What does the "at 4 °C" part of the unit mean?
Water reaches maximum density at 3.98 °C (roughly 4 °C), where one cubic centimeter weighs exactly 1 gram. Specifying 4 °C ensures the pressure per millimeter of column height is reproducible and standardized. At 20 °C, water is about 0.2% less dense, introducing a tiny error. For most HVAC and lab work the difference is negligible, but calibration labs insist on the 4 °C reference for traceability.
How do you read a water manometer in mmH₂O?
Connect one side of a U-tube to the duct and leave the other open to atmosphere. The water level drops on the pressurized side and rises on the open side. The total height difference in millimeters is the gauge pressure in mmH₂O. Inclined (slant) manometers amplify small readings by tilting the tube — a 10:1 slope makes each millimeter of travel represent 0.1 mmH₂O, improving resolution for filter pressure-drop testing.
What mmH₂O range indicates a clogged HVAC filter?
A clean residential furnace filter creates 12–50 mmH₂O of pressure drop.
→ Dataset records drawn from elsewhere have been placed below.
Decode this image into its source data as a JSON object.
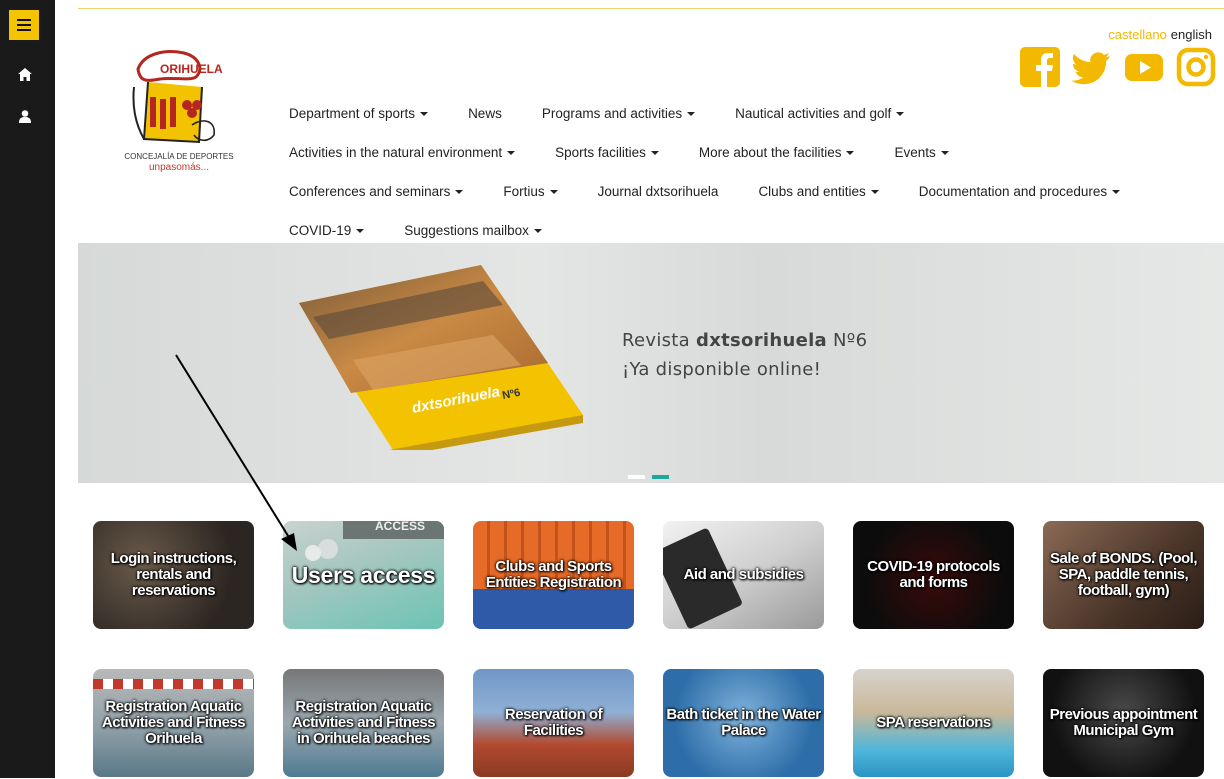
{
  "sidebar": {
    "items": [
      "menu-icon",
      "home-icon",
      "user-icon"
    ]
  },
  "header": {
    "logo": {
      "title": "ORIHUELA",
      "line1": "CONCEJALÍA DE DEPORTES",
      "line2": "unpasomás..."
    },
    "lang": {
      "es": "castellano",
      "en": "english"
    },
    "social": [
      "facebook-icon",
      "twitter-icon",
      "youtube-icon",
      "instagram-icon"
    ]
  },
  "nav": {
    "row1": [
      "Department of sports",
      "News",
      "Programs and activities",
      "Nautical activities and golf"
    ],
    "row2": [
      "Activities in the natural environment",
      "Sports facilities",
      "More about the facilities",
      "Events"
    ],
    "row3": [
      "Conferences and seminars",
      "Fortius",
      "Journal dxtsorihuela",
      "Clubs and entities",
      "Documentation and procedures"
    ],
    "row4": [
      "COVID-19",
      "Suggestions mailbox"
    ]
  },
  "banner": {
    "line1_pre": "Revista ",
    "line1_bold": "dxtsorihuela",
    "line1_post": " Nº6",
    "line2": "¡Ya disponible online!",
    "mag_title": "dxtsorihuela",
    "mag_no": "Nº6"
  },
  "tiles": {
    "row1": [
      "Login instructions, rentals and reservations",
      "Users access",
      "Clubs and Sports Entities Registration",
      "Aid and subsidies",
      "COVID-19 protocols and forms",
      "Sale of BONDS. (Pool, SPA, paddle tennis, football, gym)"
    ],
    "row2": [
      "Registration Aquatic Activities and Fitness Orihuela",
      "Registration Aquatic Activities and Fitness in Orihuela beaches",
      "Reservation of Facilities",
      "Bath ticket in the Water Palace",
      "SPA reservations",
      "Previous appointment Municipal Gym"
    ],
    "access_sign": "ACCESS"
  }
}
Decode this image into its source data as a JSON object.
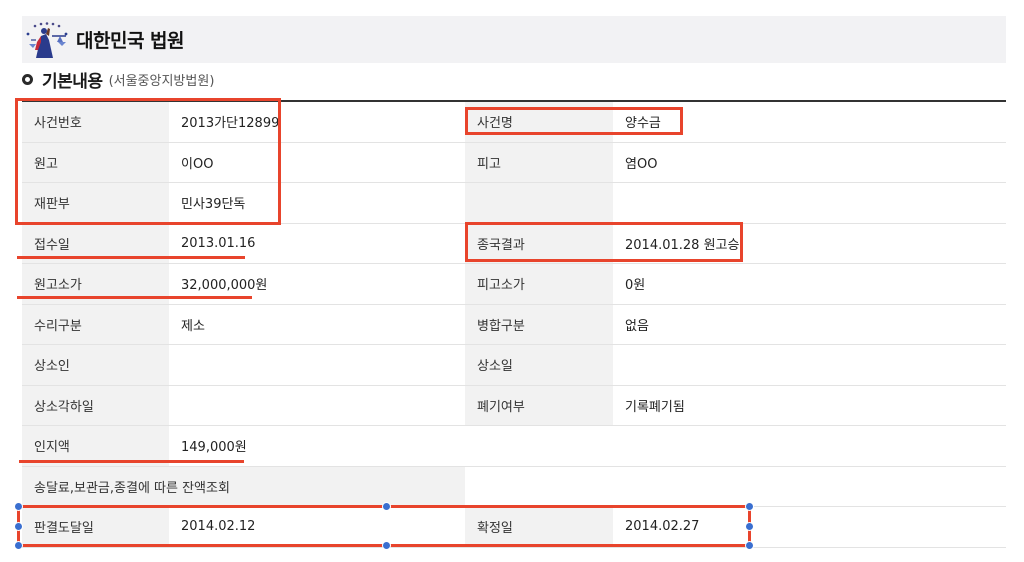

When the drop exceeds 125–250 mmH₂O (varies by manufacturer), the filter is restricting airflow enough to hurt efficiency and strain the blower motor. Commercial systems set alarms at specific mmH₂O thresholds — when the differential pressure sensor hits the limit, a "replace filter" indicator lights up on the building management system.
How does mmH₂O relate to inches of water column (inH₂O)?
1 inch of water = 25.4 mmH₂O (since 1 inch = 25.4 mm). US HVAC specs use inches of water gauge (often written "in. w.g."); European and Asian specs use mmH₂O. If a US furnace manual says "maximum 0.5 in. w.g. static pressure," that is 12.7 mmH₂O. The conversion is just the familiar inch-to-millimeter factor applied to a column of water.